V13A-4745:
Experimental Constraints on CO2 Solubility in Rhyolitic Slab Melts – Implications for Carbon Flux in Subduction Zone
Abstract:
Understanding the fate of carbon in subduction zones is critical to understand carbon cycle on a global scale. The amount of carbonate and reduced (organic) carbon that is subducted and the amount of CO2 that is released from arc volcanoes vary for subduction zones around the globe. If the agent of carbon transfer from slab to sub-arc mantle is a partial melt of either ocean-floor sediments [1] or hydrous basalt [2], we need to know the solubility of CO2 in rhyolitic slab melt to constrain the flux of carbon in subduction zones.Our previous experiments have constrained CO2 content in silicic slab melts as a function of P (1.5-3.0 GPa) and melt H2O content (0.5-3.0 wt.%) [3]. Here we extend our experiments to constrain the effect of temperature (1100-1400 °C) and fO2 (CO2 vapor-saturated [3] and graphite-saturated) on CO2 solubility and speciation in natural rhyolitic melts. From our data, we constructed empirical and thermodynamic models to calculate CO2 content in slab melts at P and T appropriate for the sub-arc region of the subducting slab at variable fO2 [4]. These experiments and models show that CO2 solubility increases with increasing P, fO2, and melt H2O contents to ~3.5 wt.%, while there is a only slight increase in CO2 solubility with increasing T though the effect is much smaller.
Our study constrains the extent of C-cycling to the deep interior and to the arc source for graphite-saturated domains of the downgoing crust.
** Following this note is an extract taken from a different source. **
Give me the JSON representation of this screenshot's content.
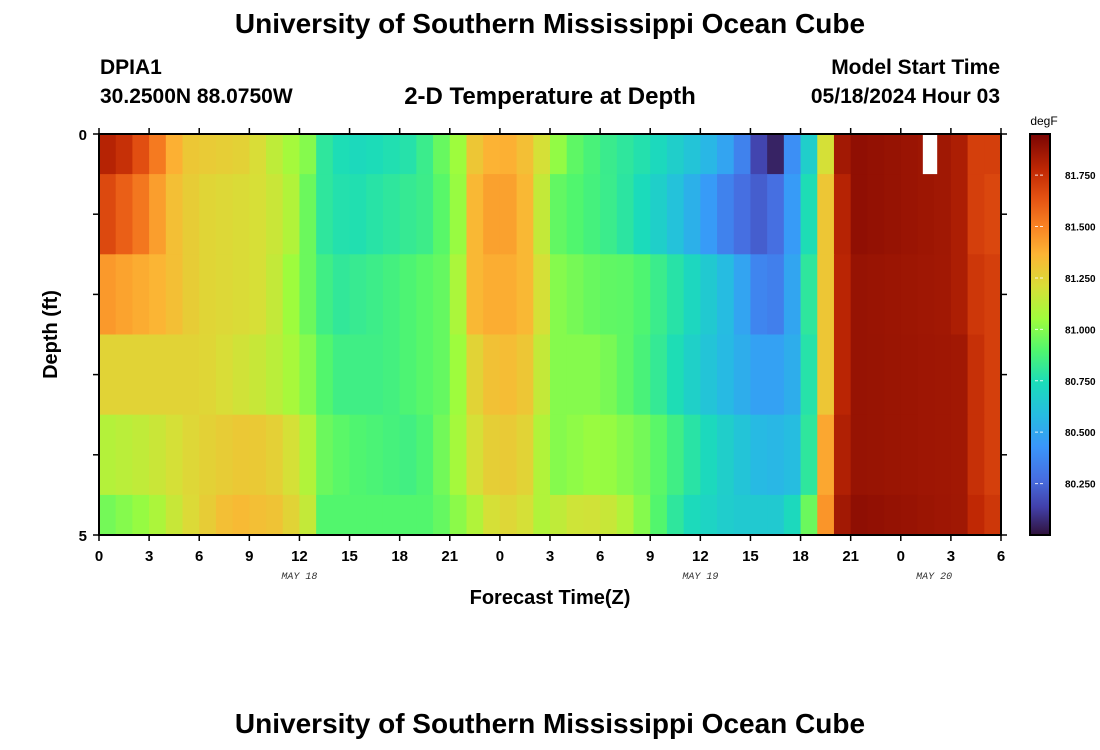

Further, there is a general correspondence between CO2 solubility in slab-derived, rhyolitic melts at sub-arc depth with measured CO2 outflux at arcs [5]. For hotter slabs (T>800 °C) the calculated CO2 contents using our thermodynamic model, for example, are 1.5-3.4 wt.% for a low-H2O melt generated near the FMQ buffer and correspond to arc fluxes of 50-500 × 109 mol/yr. For colder slabs (T<800 °C) the calculated CO2 contents are 0.9-1.6 wt.% for a low-H2O melt generated near the FMQ buffer and correspond to arc fluxes of 0.1-15 ×1 09 mol/yr. This correspondence suggests that slab-derived silicic melt may be the chief agent of C-transport from slab to mantle wedge.
[1] Plank and Langmuir (1993) Nature, 362, 739-743; [2] Prouteau et al. (2001) Nature, 410, 197-200; [3] Duncan and Dasgupta. (2014) GCA, 124, 328-347; [4] Syracuse et al. (2010) PEPI, 183, 73-90; [5] Fischer et al. (2008) Geochem. J., 42, 21-38.